3. U.S. Rep. Gary Palmer (R-AL) confronted Democratic mayors Eric Adams of New York, Mike Johnston of Denver, Brandon Johnson of Chicago, and Michelle Wu of Boston at a House Oversight Committee hearing, arguing their sanctuary city policies illegally harbor criminals under the Constitution’s supremacy clause, linking preventable murders and rapes, such as those of Laken Riley and Rachel Morin, to their refusal to cooperate fully with federal immigration enforcement. He hammered most of these mayors, pressing that their oaths were breached and hinting at criminal charges like obstruction of justice, spotlighting Adams’ partial cooperation amid Democratic criticism, and hammered home how their sanctuary invites crime: “Every crime committed by someone in the United States illegally is a crime that would not have been committed. Laken Riley, Ruby Garcia, Rachel Morin, Jocelyn Nungaray, the woman set on fire in the New York subway, these are all assaults, rapes, murders and other crimes that would not have taken the lives of these people if those people were not here illegally. They were given safe harbor.”

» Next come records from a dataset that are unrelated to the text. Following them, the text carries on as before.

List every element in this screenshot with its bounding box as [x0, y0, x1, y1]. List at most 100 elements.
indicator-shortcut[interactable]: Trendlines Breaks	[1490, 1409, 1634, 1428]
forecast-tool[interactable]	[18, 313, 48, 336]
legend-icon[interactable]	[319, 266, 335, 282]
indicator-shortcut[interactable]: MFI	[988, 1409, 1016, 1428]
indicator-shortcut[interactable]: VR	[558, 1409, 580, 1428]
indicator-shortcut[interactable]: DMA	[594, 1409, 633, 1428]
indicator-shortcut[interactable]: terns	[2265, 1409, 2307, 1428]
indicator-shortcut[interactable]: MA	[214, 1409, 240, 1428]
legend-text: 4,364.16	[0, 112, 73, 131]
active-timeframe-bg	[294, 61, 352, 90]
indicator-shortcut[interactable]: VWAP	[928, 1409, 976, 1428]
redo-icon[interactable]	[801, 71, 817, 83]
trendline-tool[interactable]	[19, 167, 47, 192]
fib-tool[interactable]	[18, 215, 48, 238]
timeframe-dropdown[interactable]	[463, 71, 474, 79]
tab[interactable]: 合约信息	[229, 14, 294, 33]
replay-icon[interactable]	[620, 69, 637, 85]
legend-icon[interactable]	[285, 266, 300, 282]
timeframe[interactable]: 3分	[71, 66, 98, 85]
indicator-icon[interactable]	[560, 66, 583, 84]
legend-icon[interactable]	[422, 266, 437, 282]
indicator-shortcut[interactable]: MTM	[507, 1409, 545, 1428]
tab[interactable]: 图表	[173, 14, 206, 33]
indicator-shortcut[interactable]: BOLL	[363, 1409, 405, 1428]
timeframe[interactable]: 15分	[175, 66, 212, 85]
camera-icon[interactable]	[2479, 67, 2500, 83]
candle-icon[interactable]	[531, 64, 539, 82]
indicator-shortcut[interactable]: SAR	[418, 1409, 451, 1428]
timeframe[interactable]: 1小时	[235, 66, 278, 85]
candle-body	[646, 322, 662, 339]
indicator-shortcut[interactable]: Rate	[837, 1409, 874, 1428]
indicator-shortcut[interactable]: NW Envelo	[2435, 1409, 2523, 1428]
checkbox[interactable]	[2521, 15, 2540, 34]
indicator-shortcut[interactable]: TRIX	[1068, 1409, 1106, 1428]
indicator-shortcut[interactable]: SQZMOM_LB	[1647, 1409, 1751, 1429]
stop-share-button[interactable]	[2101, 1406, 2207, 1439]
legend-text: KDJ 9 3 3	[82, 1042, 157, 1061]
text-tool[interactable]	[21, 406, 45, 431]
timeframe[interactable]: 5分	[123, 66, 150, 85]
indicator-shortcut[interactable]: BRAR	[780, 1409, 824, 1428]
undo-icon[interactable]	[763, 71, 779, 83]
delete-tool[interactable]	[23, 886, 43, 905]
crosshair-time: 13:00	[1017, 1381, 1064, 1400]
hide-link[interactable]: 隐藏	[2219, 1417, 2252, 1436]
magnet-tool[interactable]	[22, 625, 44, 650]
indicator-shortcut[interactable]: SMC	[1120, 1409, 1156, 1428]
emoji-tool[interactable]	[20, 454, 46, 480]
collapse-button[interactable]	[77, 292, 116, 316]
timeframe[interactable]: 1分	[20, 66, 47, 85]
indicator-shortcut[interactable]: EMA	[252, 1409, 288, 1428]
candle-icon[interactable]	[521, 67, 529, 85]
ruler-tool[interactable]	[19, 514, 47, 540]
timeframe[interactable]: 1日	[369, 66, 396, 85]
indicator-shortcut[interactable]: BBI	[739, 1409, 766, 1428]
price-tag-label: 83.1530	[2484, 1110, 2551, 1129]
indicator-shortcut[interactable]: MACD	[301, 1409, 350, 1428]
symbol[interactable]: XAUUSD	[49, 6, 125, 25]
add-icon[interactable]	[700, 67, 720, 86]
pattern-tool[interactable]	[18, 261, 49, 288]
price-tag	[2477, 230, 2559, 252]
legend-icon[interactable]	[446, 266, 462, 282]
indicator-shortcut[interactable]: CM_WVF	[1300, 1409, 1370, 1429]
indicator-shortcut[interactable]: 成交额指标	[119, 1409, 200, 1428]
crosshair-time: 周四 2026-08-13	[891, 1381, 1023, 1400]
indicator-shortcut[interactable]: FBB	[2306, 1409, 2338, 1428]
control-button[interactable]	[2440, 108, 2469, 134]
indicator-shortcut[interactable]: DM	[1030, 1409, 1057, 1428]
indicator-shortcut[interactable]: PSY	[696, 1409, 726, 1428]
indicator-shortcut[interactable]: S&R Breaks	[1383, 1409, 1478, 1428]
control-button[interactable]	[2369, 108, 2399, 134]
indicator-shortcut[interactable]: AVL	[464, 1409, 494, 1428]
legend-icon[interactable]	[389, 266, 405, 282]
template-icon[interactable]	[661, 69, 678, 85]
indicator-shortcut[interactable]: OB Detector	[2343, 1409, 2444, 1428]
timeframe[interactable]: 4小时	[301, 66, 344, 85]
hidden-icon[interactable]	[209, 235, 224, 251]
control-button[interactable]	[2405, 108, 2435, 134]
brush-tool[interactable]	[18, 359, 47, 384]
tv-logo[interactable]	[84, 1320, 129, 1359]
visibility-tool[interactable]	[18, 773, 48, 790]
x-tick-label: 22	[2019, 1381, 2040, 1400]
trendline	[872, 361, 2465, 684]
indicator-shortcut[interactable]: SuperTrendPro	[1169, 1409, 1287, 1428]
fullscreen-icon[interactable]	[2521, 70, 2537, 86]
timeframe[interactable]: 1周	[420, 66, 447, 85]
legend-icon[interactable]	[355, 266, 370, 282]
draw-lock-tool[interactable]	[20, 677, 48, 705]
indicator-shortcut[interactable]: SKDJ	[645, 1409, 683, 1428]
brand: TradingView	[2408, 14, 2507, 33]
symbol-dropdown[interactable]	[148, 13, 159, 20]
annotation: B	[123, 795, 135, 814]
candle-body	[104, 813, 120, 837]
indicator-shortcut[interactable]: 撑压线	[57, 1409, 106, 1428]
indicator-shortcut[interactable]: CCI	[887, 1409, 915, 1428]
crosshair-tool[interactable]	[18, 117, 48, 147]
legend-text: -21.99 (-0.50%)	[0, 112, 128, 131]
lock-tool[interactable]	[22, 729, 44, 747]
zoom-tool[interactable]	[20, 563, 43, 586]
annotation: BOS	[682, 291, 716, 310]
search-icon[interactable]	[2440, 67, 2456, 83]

2. Ukraine needs to come along and get on board, according to U.S. Rep. Gary Palmer (R-Hoover), who expressed hope that Ukrainian President Volodymyr Zelensky would embrace President Donald Trump’s minerals deal as the strongest option to secure peace amid waning U.S. public support for free aid, a shift Palmer has flagged for two years by suggesting a pre-WWII British Lend-Lease model leveraging Ukraine’s rare earth elements. Palmer faulted Zelensky’s Oval Office misstep, alleging U.S. Sen. Chris Murphy (D-Conn.) egged him on to overreach, disrupting Trump’s firm deal-making style, and insisted Ukraine can’t reclaim Donbas or Crimea militarily, making Trump’s proposal the pragmatic endgame despite no U.S. troop commitment. He framed the conflict’s likely resolution as a long-term ceasefire, with Russia holding occupied territories, a reality he’s pressed Ukrainian officials to accept, noting, “they have no way to win this war,” and reinforcing that Trump’s terms, tying economic benefits to peace, outshine alternatives as Kyiv navigates its strategic bind.
1. President Donald Trump, who boasted of automakers’ enthusiasm in a recent address to Congress, backtracked by delaying 25% auto tariffs on Canada and Mexico for a month after Ford, GM, and Stellantis executives argued on a call that the levies, enacted earlier this week, would favor foreign competitors, prompting White House Press Secretary Karoline Leavitt to highlight Trump’s responsiveness to industry pressure. The decision followed a market tumble, with the Dow falling sharply, and GOP unease over impacts in states like Michigan, though Trump rebuffed Canada’s Prime Minister Justin Trudeau on a call, insisting on more border action despite minimal fentanyl flow, as advisers like Commerce Secretary Howard Lutnick previewed relief amid internal West Wing debates. While Trump’s team, including Senior Counselor Peter Navarro, acknowledged short-term chaos, they eyed long-term tariff wins, with Leavitt downplaying market fears by citing past Wall Street booms under Trump, but this weakens a tariff threat if pressure can get Trump to back down.